Why do my knees crack?
UAB’s Harsvardhan Singh, Ph.D., says typically, there is no concern if there is no pain associated with knee cracks.
UAB’s Harsvardhan Singh, Ph.D., says typically, there is no concern if there is no pain associated with knee cracks.You might have heard this sound before: the loud pop or crack of someone else’s or your own knees. Sometimes it can be an unpleasant experience, but one researcher at the University of Alabama at Birmingham says typically, there is no need for concern.
What does it mean that my knees crack?
“Knee cracking could mean lots of things,” said Harshvardhan Singh, Ph.D., assistant professor with UAB’s Department of Physical Therapy. “If it is painful, then you should see a health care provider.”
Singh adds that a painless knee crack could come from multiple sources:
- A large-sized kneecap that does not fit well into the groove, thus producing a cracking sound during activities such as running and jogging.
- If the thigh muscle (quadriceps) is too tight, it can pull the kneecap and affect its free gliding movement, generating a knee crack.
- If the various soft tissues such as cartilage or meniscus have degenerated, resulting in loss of smooth cover of the knee joint, and leading to knee cracks during various activities.
“The degenerative changes can also lead to pain and/or locking of the knee joint,” he said. “Typically, degenerative changes are common in older people, so a degenerative change-associated knee crack may be found commonly in older people.”
MRI studies have revealed that the displacement of the joint surfaces forming the knee joint can create a vacuum, and the compression of the joints can lead to flow of synovial fluid into the joint, which can lead to the collapse of gas bubbles formed in this process. This collapse of gas bubbles could also lead to knee cracking.
Should I be worried if my knees crack often or loudly?
“You should not be worried if your knees crack often as long as it is not associated with pain,” Singh said. “Typically, there is no concern if there is no pain associated with knee cracks.”
Singh says the intensity of the crack’s sound follows the same principle; if there is no pain associated with it, you should not be concerned.
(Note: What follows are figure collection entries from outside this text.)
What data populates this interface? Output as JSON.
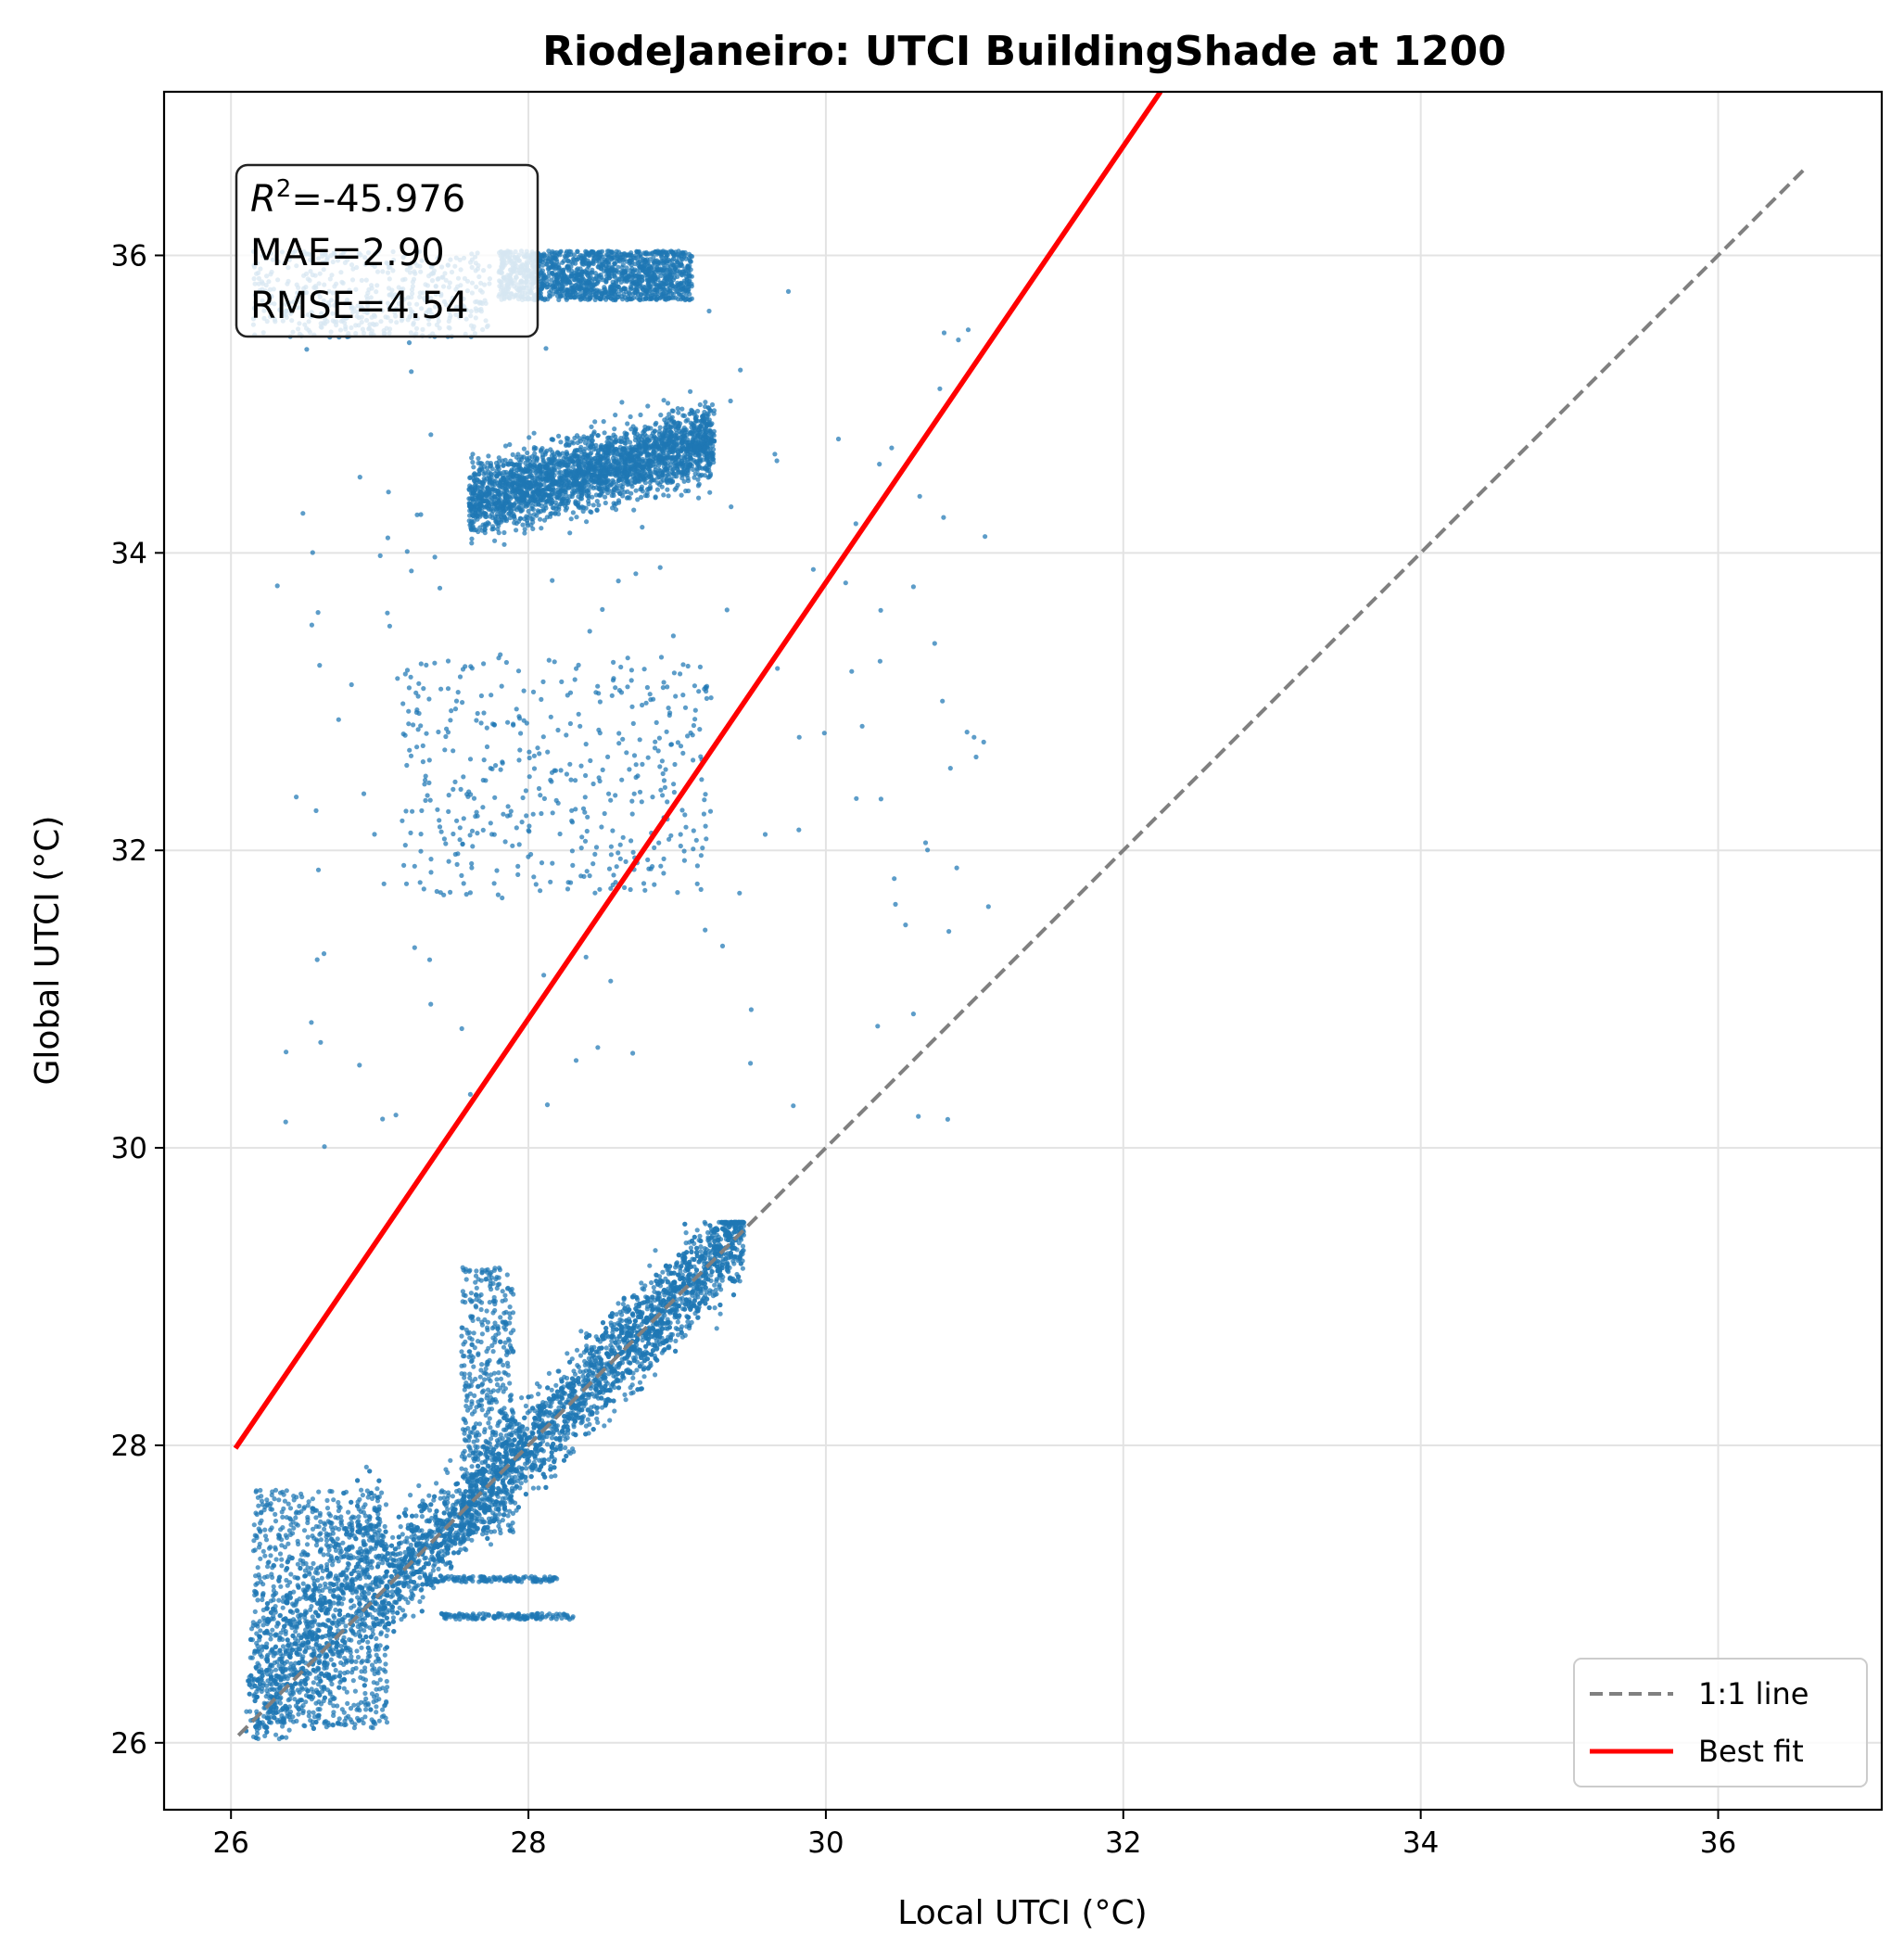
{
  "chart_data": {
    "type": "scatter",
    "title": "RiodeJaneiro: UTCI BuildingShade at 1200",
    "xlabel": "Local UTCI (°C)",
    "ylabel": "Global UTCI (°C)",
    "xlim": [
      25.55,
      37.1
    ],
    "ylim": [
      25.55,
      37.1
    ],
    "x_ticks": [
      26,
      28,
      30,
      32,
      34,
      36
    ],
    "y_ticks": [
      26,
      28,
      30,
      32,
      34,
      36
    ],
    "x_tick_labels": [
      "26",
      "28",
      "30",
      "32",
      "34",
      "36"
    ],
    "y_tick_labels": [
      "26",
      "28",
      "30",
      "32",
      "34",
      "36"
    ],
    "grid": true,
    "legend_position": "bottom-right",
    "stats": {
      "r2_symbol": "R",
      "r2_sup": "2",
      "r2_value": "=-45.976",
      "mae": "MAE=2.90",
      "rmse": "RMSE=4.54"
    },
    "series": [
      {
        "name": "1:1 line",
        "type": "line",
        "style": "dashed",
        "color": "#808080",
        "points": [
          [
            26.05,
            26.05
          ],
          [
            36.6,
            36.6
          ]
        ]
      },
      {
        "name": "Best fit",
        "type": "line",
        "style": "solid",
        "color": "#ff0000",
        "points": [
          [
            26.03,
            27.98
          ],
          [
            32.25,
            37.1
          ]
        ]
      }
    ],
    "scatter": {
      "color": "#1f77b4",
      "clusters": [
        {
          "region": "lower",
          "x_range": [
            26.1,
            29.6
          ],
          "y_range": [
            26.1,
            29.5
          ]
        },
        {
          "region": "upper",
          "x_range": [
            27.5,
            29.3
          ],
          "y_range": [
            34.0,
            35.4
          ]
        },
        {
          "region": "top-band",
          "x_range": [
            26.1,
            29.2
          ],
          "y_range": [
            35.4,
            36.05
          ]
        },
        {
          "region": "middle",
          "x_range": [
            27.0,
            29.4
          ],
          "y_range": [
            31.7,
            33.4
          ]
        }
      ]
    }
  }
}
However, if you have had a recent trauma to your knee and your knee started to crack after that event, you should see a doctor even in the absence of pain.
|“Do not allow these sounds to make you feel abnormal or mentally stressed, or limit your functional activities,” Singh said. “A knee crack by itself does not indicate presence of any disease.”|
What if my knees only crack during certain kinds of physical activity like running, walking or squats? Should I stop?
“It is absolutely normal for knees to give a cracking sound when you are active,” Singh said. “If you have no pain during these activities, then you should not be worried about the cracking sound during the performance of these movements.”
A cracking sound during activities could simply mean your kneecap is mobile and moving. The kneecap moves in a groove located in the knee joint during activities such as walking, running or squatting.
“Interestingly, individuals who have a large-sized kneecap may produce a greater crack because the huge kneecap may not fit well into the groove and can lead to some popping noise,” Singh said.
Harshvardhan Singh, Ph.D.Does this mean I have arthritis?
“No, knee crack by itself does not mean you have arthritis,” he said. “Interestingly, in knee arthritis, knee joint becomes hypomobile and loses its movement to a certain degree, which may lead to no knee crack. A knee crack may mean your joint is mobile and lubricated.”
Are there ways to keep my knees from cracking so often?
Singh says if knee crack is due to any malalignment of the kneecap, then techniques such as taping or correcting the alignment of the kneecap with the help of exercises can be useful.
“A physical therapist may be able to help you determine if there are specific movement patterns or any biomechanical alignment which may be leading to knee crack and prescribe you certain exercises to help improve it,” he said.